3) Meldet sich beim Ableben des Mieters auf Mieterseite kein Erbe, darf der Vermieter nicht zur Selbsthilfe greifen und die Wohnung ausräumen. Er hat vielmehr die Möglichkeit, sich an das Nachlassgericht zu wenden, um den Antrag auf Bestellung eines Nachlasspflegers zu stellen. Nach einer Entscheidung des Oberlandesgerichts Köln reicht es zur Begründung aus, dass er kündigen will und jemanden auf Mieterseite benötigt, dem gegenüber er die Kündigung aussprechen und den er zur Räumung auffordern kann.

Restschuldbefreiung/Anfall einer Erbschaft

 

Wird der Schuldner während der Wohlverhaltensphase (in der Regel 6 Jahre) Erbe, ist er verpflichtet, die Hälfte des Erbes dem Insolvenzverwalter zur Verfügung zu stellen (§ 295 I Nr. 2 InsO).
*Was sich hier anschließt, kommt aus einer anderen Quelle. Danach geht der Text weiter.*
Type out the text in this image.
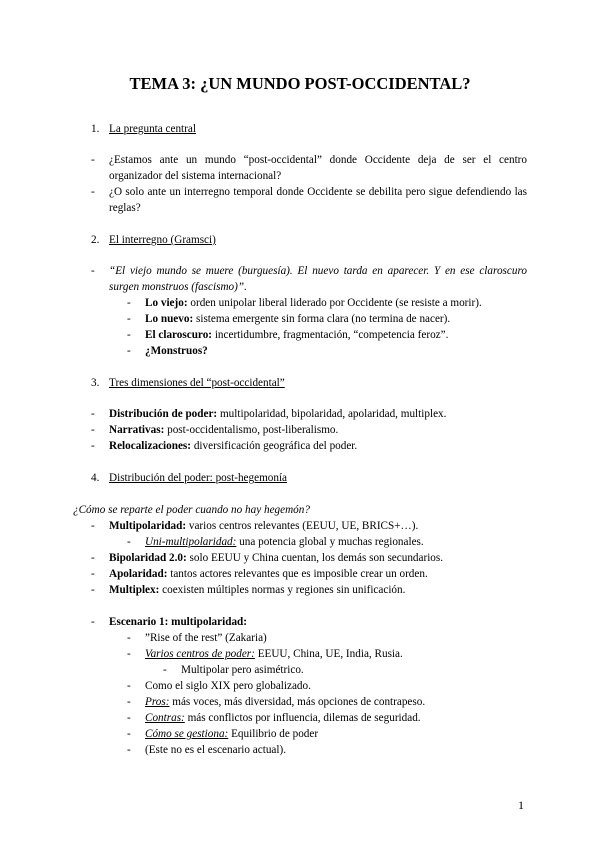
TEMA 3: ¿UN MUNDO POST-OCCIDENTAL?
1. La pregunta central
- ¿Estamos ante un mundo “post-occidental” donde Occidente deja de ser el centro organizador del sistema internacional?
- ¿O solo ante un interregno temporal donde Occidente se debilita pero sigue defendiendo las reglas?
2. El interregno (Gramsci)
- “El viejo mundo se muere (burguesía). El nuevo tarda en aparecer. Y en ese claroscuro surgen monstruos (fascismo)”.
- Lo viejo: orden unipolar liberal liderado por Occidente (se resiste a morir).
- Lo nuevo: sistema emergente sin forma clara (no termina de nacer).
- El claroscuro: incertidumbre, fragmentación, “competencia feroz”.
- ¿Monstruos?
3. Tres dimensiones del “post-occidental”
- Distribución de poder: multipolaridad, bipolaridad, apolaridad, multiplex.
- Narrativas: post-occidentalismo, post-liberalismo.
- Relocalizaciones: diversificación geográfica del poder.
4. Distribución del poder: post-hegemonía
¿Cómo se reparte el poder cuando no hay hegemón?
- Multipolaridad: varios centros relevantes (EEUU, UE, BRICS+…).
- Uni-multipolaridad: una potencia global y muchas regionales.
- Bipolaridad 2.0: solo EEUU y China cuentan, los demás son secundarios.
- Apolaridad: tantos actores relevantes que es imposible crear un orden.
- Multiplex: coexisten múltiples normas y regiones sin unificación.
- Escenario 1: multipolaridad:
- ”Rise of the rest” (Zakaria)
- Varios centros de poder: EEUU, China, UE, India, Rusia.
- Multipolar pero asimétrico.
- Como el siglo XIX pero globalizado.
- Pros: más voces, más diversidad, más opciones de contrapeso.
- Contras: más conflictos por influencia, dilemas de seguridad.
- Cómo se gestiona: Equilibrio de poder
- (Este no es el escenario actual).
1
Jedoch muss niemand eine Erbschaft annehmen, so dass der Schuldner auch in der Lage ist, auszuschlagen, ohne dadurch eine Obliegenheitsverletzung zu begehen. Ist der Schuldner nur Pflichtteilsberechtigter geworden, so ist er auch in diesem Fall nicht verpflichtet, den Pflichtteil geltend zu machen. Verlangt er jedoch den Pflichtteil, hat er ebenfalls die Hälfte des Geldbetrages dem Insolvenzverwalter auszuzahlen.
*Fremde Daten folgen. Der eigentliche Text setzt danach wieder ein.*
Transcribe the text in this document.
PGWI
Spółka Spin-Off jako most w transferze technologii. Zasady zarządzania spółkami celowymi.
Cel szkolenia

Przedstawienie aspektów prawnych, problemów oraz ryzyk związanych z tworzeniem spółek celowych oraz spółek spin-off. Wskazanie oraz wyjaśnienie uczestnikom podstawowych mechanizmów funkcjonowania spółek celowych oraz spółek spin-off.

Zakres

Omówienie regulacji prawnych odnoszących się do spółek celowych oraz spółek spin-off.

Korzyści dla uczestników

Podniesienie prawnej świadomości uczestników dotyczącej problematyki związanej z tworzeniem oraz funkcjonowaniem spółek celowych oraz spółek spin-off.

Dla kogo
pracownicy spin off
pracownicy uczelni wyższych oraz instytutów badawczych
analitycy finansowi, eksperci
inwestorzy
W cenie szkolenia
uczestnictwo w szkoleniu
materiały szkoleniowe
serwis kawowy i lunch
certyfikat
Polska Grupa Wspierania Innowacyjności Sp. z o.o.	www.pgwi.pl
Ehegattenerbrecht/Scheidungsverfahren

 

Das Ehegattenerbrecht entfällt nicht erst mit Rechtskraft des Scheidungsverfahrens, sondern gemäß § 1933 Satz 1 BGB, wenn beim Ableben eines der Ehegatten das Scheidungsverfahren einen bestimmten Stand erreicht hat. Es müssen im Zeitpunkt des Todes des Erblassers die Scheidungsvoraussetzungen vorliegen (z.B. Ablauf des Trennungsjahres) und der Erblasser die Scheidung beantragt oder ihr zugestimmt hatte. Dem Ehegatten verbleibt in einer solchen Situation auch nicht ein Pflichtteilsrecht.
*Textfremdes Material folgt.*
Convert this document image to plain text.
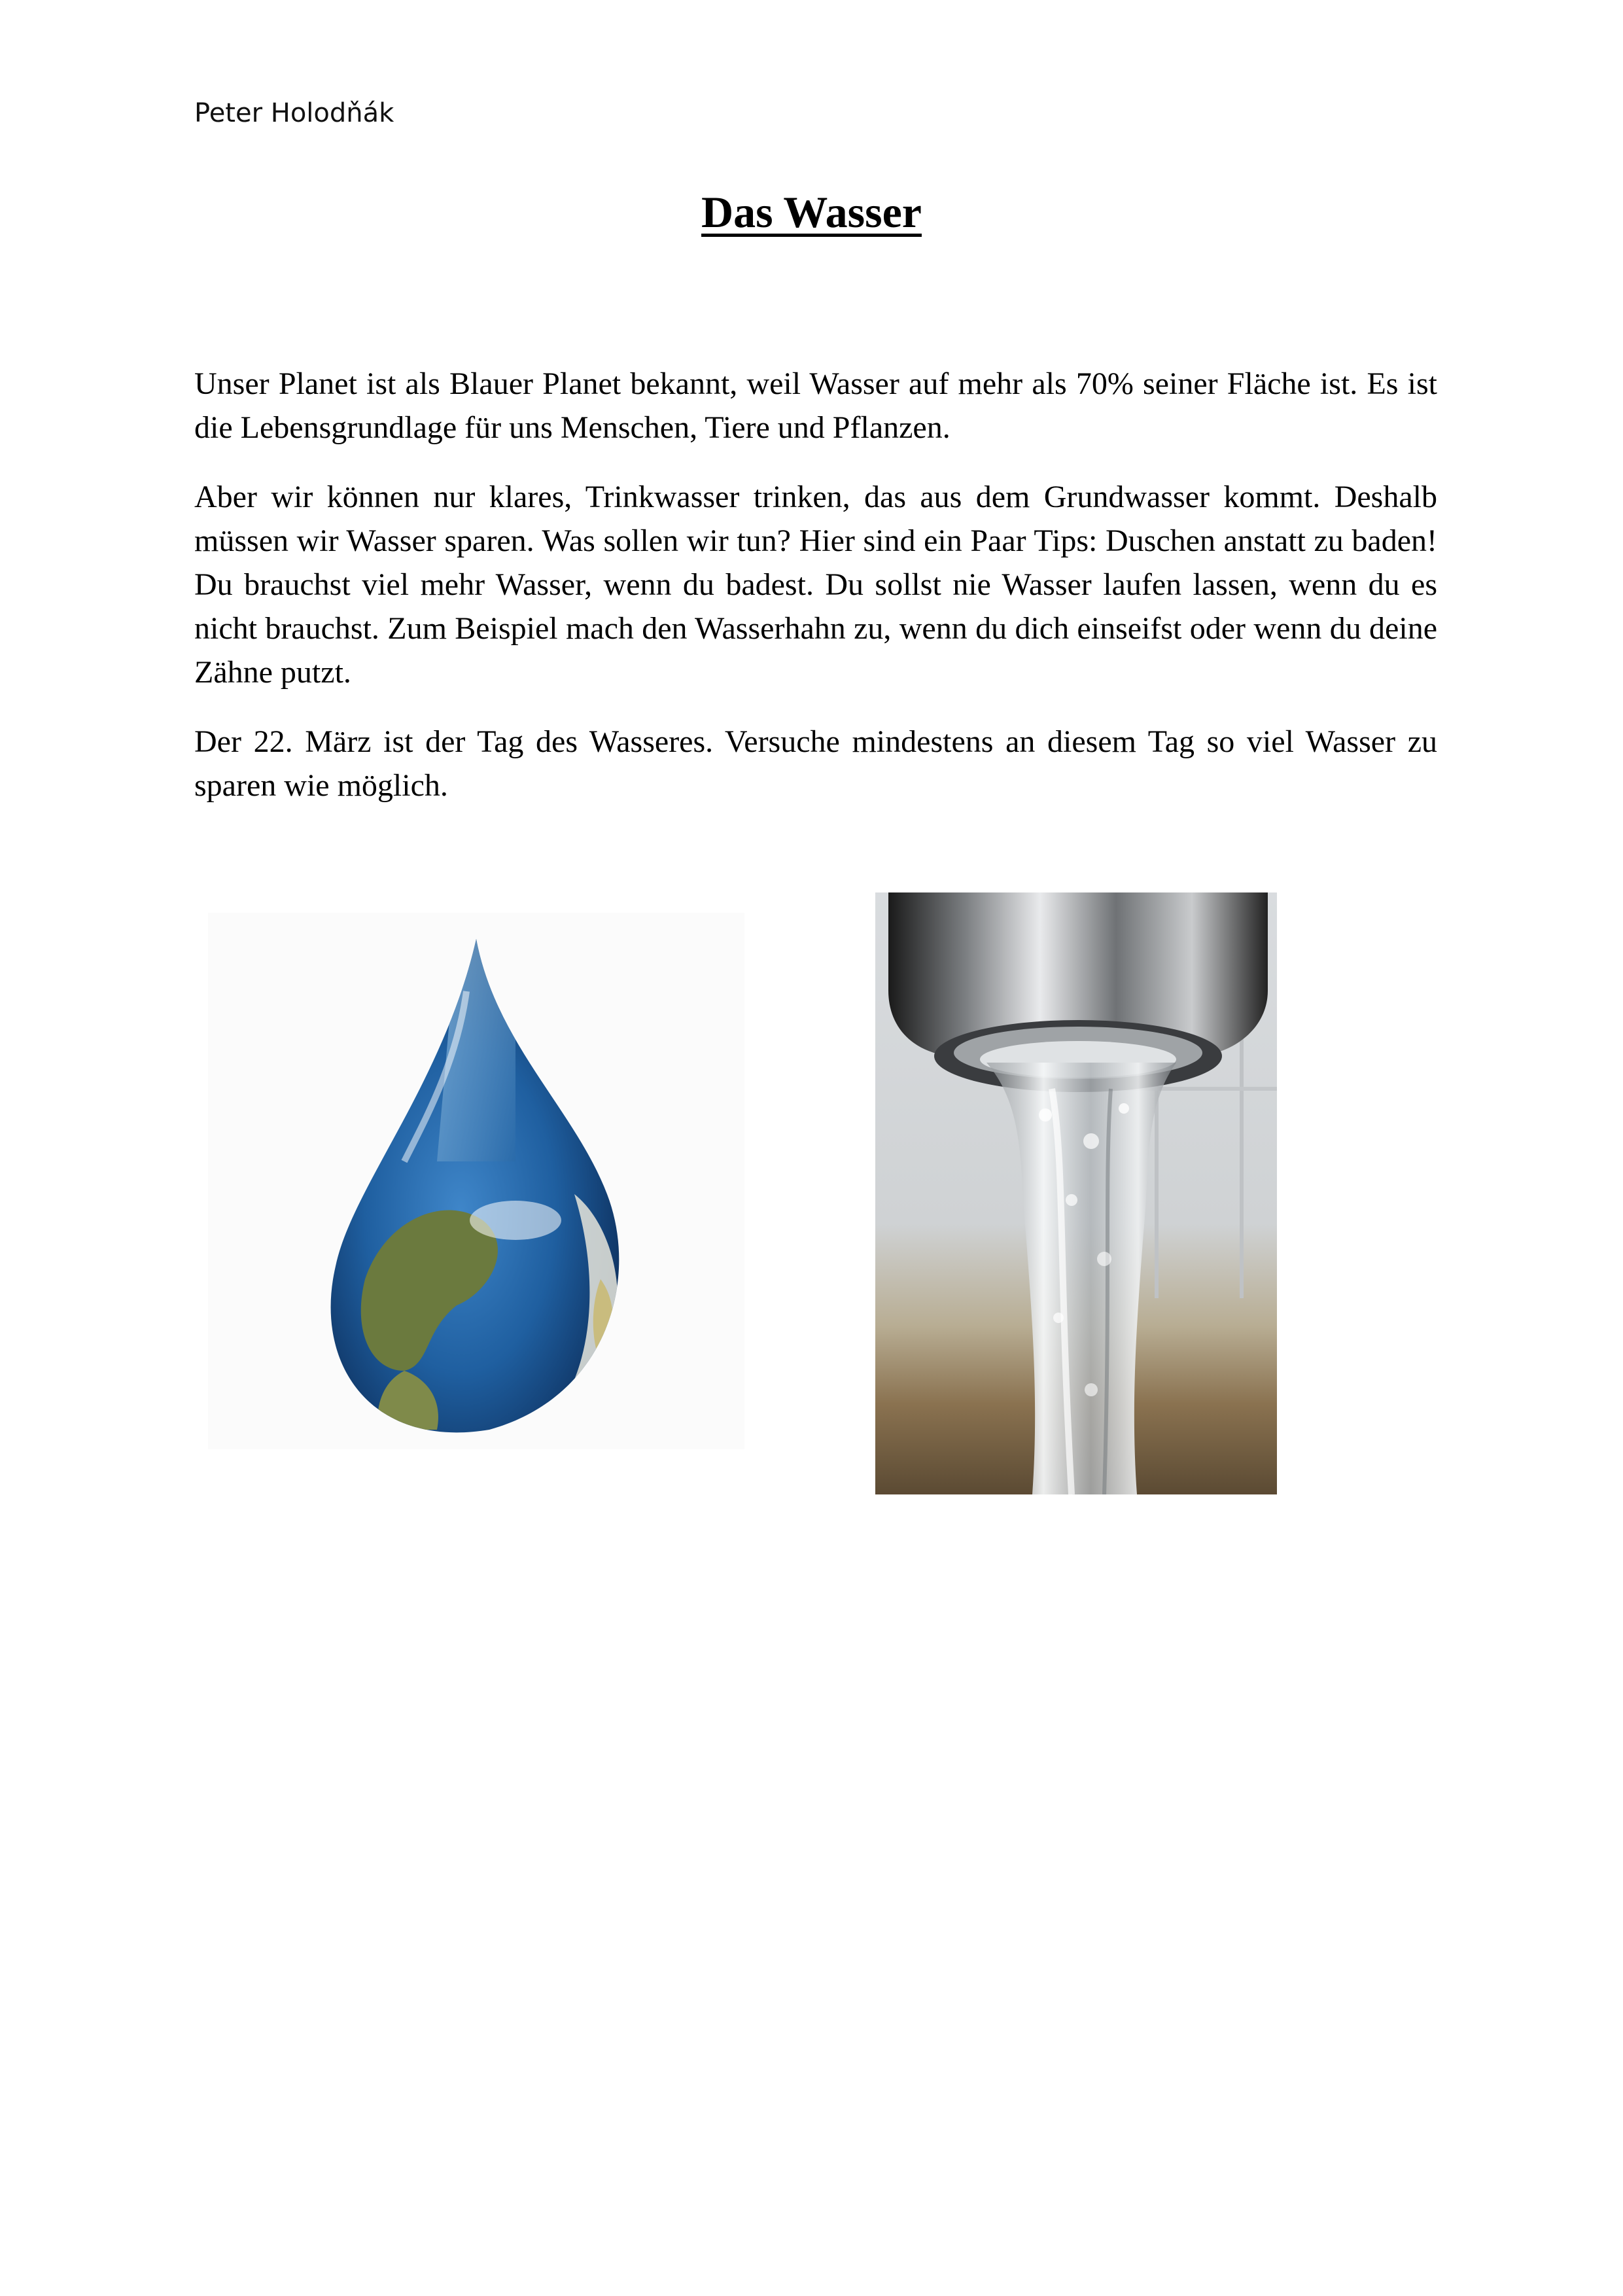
Peter Holodňák

Das Wasser

Unser Planet ist als Blauer Planet bekannt, weil Wasser auf mehr als 70% seiner Fläche ist. Es ist die Lebensgrundlage für uns Menschen, Tiere und Pflanzen.

Aber wir können nur klares, Trinkwasser trinken, das aus dem Grundwasser kommt. Deshalb müssen wir Wasser sparen. Was sollen wir tun? Hier sind ein Paar Tips: Duschen anstatt zu baden! Du brauchst viel mehr Wasser, wenn du badest. Du sollst nie Wasser laufen lassen, wenn du es nicht brauchst. Zum Beispiel mach den Wasserhahn zu, wenn du dich einseifst oder wenn du deine Zähne putzt.

Der 22. März ist der Tag des Wasseres. Versuche mindestens an diesem Tag so viel Wasser zu sparen wie möglich.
Wird der Antragsgegner während des Scheidungsverfahrens sozusagen totsterbenskrank, kann der Antragsteller sein Erbrecht hinter seinem vermögenden Ehegatten dadurch retten, dass er rechtzeitig den Scheidungsantrag zurücknimmt. Im Einzelfall kann es in einem solchen Falle auf den genauen Todeszeitpunkt ankommen. Allerdings muss der Ehegatte, der den Antrag zurücknimmt, damit rechnen, dass ihn der andere in einem Testament enterbt hat. In diesem Falle würde allerdings das Pflichtteilsrecht erhalten bleiben. Ist das Ehegattenerbrecht entfallen, kann auch der überlebende Ehegatte das Erbrecht nicht mehr dadurch retten, dass er im Erbscheinsverfahren vorträgt, es habe jedoch eine Versöhnungsmöglichkeit bestanden.